Holland America Line may be one of cruising's most venerable lines, but Eurodam, which debuted in July 2008, continues HAL's more recent tradition of offering an onboard ambience that blends elements from past and present. The ship's elegant art collection, its superbly trained crewmembers -- who hail mostly from the Philippines and Indonesia -- and courtly evening entertainment, from a nightly piano-violin ensemble playing classics to cheek-to-cheek dancing, all connect passengers to Holland America's stately heritage.
And yet, additions to Eurodam -- such as Tamarind, Holland America's first Asian restaurant; the Silk Den lounge, designed as a swanky homage to a Hong Kong hipster's club; a rockin' Memphis-and-Motown band in the BB King Blues Club; and Explorations, a gathering place that mixes together a library, coffee bar, Internet cafe, Crow's Nest lounge and card room -- point to a more contemporary vibe.
The progress that Eurodam represents for Holland America is relatively gentle. It's an evolution, rather than a revolution, to be sure. Still, certain changes point more to the line's future than its past. Eurodam is the first built-for-Holland America ship in the fleet to be designed without a tennis court, for instance. That space went a long way to making room for a combination basketball/dodgeball court, Silk Den and the adjacent Tamarind. The new Canaletto, a family-style Italian restaurant, has few of the usual dining formalities. If the private, fee-extra cabana areas around and above the main pool remind me more of a sleek South Beach resort than a cruise ship, well that's progress, right?
I think so. Holland America, long a line catering more to mature travelers than active ones, has been on a journey to broaden its appeal without alienating its more traditional fans. On Eurodam, the mix works.
Your fellow passengers on Eurodam will vary, depending on the ship's itinerary. On our Baltic cruise, fully half the passengers were Americans, while the bulk of the rest were Australians, Canadians and Western Europeans. On a Caribbean cruise, you'll find even more North Americans.
In most cases, Eurodam cruisers were well-traveled and typically more mature -- in the 50-plus demographic. Families were amply represented, with about 13 percent of passengers on the Baltic cruise younger than 18 years, but this did not overpower the experience. The family contingent is largest during the traditional American school holiday periods.
On Holland America, formal nights are still considered to be quite formal.
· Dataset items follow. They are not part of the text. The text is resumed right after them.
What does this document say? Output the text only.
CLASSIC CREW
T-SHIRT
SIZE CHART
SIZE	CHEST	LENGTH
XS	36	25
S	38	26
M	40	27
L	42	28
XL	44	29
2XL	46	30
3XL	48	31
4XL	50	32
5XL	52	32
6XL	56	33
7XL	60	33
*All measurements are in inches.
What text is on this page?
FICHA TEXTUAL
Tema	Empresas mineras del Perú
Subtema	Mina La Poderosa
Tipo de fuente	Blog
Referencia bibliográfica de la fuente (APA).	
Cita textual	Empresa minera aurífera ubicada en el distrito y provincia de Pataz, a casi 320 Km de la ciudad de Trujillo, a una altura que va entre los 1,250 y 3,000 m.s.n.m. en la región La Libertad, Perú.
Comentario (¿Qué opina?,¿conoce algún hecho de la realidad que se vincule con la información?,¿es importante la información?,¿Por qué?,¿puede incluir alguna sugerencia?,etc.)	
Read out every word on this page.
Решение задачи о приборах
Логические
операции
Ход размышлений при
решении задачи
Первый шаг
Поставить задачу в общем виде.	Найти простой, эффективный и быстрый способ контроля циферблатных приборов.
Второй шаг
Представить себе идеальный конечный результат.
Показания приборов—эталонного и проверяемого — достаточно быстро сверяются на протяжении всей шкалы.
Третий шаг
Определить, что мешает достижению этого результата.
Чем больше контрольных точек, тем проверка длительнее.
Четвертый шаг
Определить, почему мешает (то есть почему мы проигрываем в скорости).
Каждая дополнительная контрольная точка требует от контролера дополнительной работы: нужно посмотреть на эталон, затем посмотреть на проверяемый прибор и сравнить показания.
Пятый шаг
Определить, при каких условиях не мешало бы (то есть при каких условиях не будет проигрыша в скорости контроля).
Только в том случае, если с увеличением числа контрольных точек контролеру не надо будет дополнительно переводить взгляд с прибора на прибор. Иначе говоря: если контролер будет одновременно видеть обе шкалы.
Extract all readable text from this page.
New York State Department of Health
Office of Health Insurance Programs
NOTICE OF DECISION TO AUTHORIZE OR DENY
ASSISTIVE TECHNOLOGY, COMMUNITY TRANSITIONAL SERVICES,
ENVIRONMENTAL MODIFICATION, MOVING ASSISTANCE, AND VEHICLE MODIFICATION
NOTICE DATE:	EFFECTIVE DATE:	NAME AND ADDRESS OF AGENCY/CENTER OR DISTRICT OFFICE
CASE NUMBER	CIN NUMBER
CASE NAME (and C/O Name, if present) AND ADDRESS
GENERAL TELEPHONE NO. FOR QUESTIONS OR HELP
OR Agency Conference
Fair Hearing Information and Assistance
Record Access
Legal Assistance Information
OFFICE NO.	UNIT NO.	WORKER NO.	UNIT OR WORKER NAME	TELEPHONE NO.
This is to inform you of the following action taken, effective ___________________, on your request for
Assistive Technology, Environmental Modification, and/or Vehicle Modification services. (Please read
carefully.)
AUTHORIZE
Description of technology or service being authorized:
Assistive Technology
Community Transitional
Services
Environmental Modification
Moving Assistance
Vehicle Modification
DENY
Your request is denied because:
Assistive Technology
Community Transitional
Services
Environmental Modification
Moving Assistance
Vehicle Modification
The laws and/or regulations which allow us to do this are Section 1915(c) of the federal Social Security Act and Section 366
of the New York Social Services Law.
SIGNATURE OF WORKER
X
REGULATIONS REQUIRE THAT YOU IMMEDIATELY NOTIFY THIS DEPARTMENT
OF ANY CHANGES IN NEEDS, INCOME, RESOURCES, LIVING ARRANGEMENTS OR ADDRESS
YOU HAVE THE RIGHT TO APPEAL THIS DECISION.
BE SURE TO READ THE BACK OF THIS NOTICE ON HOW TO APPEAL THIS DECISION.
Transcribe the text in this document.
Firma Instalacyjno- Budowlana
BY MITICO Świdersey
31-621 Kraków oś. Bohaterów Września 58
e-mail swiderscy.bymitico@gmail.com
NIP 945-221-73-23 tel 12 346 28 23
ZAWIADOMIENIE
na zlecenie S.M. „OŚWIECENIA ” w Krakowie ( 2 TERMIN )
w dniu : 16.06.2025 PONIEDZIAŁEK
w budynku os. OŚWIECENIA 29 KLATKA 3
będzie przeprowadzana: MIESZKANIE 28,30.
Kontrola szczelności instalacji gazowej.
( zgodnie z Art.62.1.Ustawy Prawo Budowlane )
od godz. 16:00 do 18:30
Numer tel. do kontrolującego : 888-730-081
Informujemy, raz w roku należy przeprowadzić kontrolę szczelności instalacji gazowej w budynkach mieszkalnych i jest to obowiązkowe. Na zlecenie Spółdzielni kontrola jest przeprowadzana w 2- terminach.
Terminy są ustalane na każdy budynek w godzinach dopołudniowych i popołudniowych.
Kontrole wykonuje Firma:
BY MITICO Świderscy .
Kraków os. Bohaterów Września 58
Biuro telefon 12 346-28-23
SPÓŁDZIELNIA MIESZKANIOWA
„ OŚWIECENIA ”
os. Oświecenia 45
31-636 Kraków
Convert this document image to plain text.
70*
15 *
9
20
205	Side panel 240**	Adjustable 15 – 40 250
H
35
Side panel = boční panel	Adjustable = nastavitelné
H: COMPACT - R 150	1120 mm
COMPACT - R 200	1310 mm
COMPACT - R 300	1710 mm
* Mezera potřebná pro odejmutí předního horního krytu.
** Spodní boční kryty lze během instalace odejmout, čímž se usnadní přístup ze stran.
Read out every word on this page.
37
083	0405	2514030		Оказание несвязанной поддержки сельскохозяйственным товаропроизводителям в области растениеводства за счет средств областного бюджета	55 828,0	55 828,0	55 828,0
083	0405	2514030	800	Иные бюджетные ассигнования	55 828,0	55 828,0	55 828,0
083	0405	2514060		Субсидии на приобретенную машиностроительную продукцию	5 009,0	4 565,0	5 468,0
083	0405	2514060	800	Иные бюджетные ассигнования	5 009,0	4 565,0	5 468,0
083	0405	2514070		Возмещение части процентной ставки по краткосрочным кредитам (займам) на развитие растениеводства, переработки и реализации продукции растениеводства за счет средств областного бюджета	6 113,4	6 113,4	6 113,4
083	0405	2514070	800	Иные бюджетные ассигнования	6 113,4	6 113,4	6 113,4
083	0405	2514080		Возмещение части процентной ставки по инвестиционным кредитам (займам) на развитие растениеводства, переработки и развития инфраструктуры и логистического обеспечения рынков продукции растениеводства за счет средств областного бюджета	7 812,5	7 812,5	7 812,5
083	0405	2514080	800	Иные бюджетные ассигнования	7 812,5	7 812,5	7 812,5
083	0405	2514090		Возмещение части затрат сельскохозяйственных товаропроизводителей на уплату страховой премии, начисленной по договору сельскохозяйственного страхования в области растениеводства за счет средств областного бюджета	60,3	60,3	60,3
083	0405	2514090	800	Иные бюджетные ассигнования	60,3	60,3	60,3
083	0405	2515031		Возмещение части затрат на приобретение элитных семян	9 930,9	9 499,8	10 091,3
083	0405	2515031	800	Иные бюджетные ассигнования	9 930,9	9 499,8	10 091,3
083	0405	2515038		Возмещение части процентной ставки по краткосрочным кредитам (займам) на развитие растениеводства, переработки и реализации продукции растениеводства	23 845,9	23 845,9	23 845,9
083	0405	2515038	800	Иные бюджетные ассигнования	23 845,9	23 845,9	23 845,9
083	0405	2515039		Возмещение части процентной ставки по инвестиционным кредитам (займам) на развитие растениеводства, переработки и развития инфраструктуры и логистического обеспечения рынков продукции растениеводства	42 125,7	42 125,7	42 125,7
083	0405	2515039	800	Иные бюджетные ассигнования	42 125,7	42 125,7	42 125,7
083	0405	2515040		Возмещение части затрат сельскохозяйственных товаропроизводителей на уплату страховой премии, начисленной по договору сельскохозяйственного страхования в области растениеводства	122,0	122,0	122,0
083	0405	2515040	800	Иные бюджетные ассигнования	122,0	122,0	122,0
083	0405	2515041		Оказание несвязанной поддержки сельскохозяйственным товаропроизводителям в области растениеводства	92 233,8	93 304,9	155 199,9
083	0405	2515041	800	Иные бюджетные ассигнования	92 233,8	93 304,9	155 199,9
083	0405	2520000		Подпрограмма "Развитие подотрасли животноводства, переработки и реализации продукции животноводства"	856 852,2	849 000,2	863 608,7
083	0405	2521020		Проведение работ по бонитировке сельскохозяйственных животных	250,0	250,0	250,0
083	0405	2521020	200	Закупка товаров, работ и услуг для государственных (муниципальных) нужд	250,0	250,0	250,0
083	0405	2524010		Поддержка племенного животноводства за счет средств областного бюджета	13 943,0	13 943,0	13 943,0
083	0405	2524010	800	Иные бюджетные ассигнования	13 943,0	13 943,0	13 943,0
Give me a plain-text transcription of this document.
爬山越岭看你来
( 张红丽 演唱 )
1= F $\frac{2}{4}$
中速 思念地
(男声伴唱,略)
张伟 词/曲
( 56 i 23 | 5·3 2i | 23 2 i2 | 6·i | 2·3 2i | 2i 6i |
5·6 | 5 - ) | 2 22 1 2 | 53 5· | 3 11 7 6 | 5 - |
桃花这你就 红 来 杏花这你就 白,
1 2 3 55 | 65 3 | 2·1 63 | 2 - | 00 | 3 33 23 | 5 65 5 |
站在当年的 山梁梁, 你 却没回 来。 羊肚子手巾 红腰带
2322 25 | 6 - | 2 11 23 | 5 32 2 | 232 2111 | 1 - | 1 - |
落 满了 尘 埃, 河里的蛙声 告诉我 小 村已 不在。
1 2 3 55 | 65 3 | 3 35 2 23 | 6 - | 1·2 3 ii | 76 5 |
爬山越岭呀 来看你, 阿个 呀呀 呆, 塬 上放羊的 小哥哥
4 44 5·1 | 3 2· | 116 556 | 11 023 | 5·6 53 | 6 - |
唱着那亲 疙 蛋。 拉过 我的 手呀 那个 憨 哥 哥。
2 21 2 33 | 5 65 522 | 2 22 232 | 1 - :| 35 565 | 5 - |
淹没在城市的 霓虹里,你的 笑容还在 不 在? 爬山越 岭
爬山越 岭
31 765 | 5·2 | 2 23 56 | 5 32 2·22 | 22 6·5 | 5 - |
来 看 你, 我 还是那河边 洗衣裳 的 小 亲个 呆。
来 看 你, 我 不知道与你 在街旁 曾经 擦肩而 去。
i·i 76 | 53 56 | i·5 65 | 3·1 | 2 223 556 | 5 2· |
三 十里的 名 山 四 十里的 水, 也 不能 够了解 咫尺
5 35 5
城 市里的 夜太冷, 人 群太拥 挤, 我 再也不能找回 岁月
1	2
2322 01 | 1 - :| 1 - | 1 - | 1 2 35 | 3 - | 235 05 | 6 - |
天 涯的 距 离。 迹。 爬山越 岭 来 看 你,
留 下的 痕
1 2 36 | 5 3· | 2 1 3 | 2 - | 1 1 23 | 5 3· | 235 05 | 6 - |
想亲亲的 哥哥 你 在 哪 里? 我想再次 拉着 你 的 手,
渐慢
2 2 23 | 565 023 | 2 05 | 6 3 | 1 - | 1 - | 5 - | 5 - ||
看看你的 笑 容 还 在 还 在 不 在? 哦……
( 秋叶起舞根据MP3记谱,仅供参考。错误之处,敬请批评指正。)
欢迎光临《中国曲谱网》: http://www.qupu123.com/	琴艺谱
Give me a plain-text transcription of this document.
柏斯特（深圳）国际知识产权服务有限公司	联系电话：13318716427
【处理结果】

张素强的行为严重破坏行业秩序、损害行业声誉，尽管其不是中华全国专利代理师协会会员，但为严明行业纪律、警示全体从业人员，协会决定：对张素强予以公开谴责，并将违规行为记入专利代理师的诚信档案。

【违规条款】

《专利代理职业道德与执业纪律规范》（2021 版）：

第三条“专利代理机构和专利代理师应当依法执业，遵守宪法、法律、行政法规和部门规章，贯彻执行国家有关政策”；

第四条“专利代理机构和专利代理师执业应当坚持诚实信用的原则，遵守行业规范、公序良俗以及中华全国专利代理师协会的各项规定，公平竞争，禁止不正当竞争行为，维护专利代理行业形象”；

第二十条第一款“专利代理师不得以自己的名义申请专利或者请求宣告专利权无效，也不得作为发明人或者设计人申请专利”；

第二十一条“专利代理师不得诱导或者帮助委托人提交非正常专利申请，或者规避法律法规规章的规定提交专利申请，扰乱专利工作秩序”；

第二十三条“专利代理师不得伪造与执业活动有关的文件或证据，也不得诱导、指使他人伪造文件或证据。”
Occurring twice on a seven-night cruise (and more often on longer voyages), passengers really do dress to the nines; many men wear tuxedos or dark suits, and women wear long gowns or elegant pants ensembles. The rest of the time, the ambience is resort casual -- day and night. Very informal gear, such as jeans and shorts, is appropriate for outer decks but not so much for restaurants.
The automatic tip for passengers staying in interior, oceanview and verandah cabins is $12.50 per person, per day. Passengers in suites will be charged $13.50 per person, per day.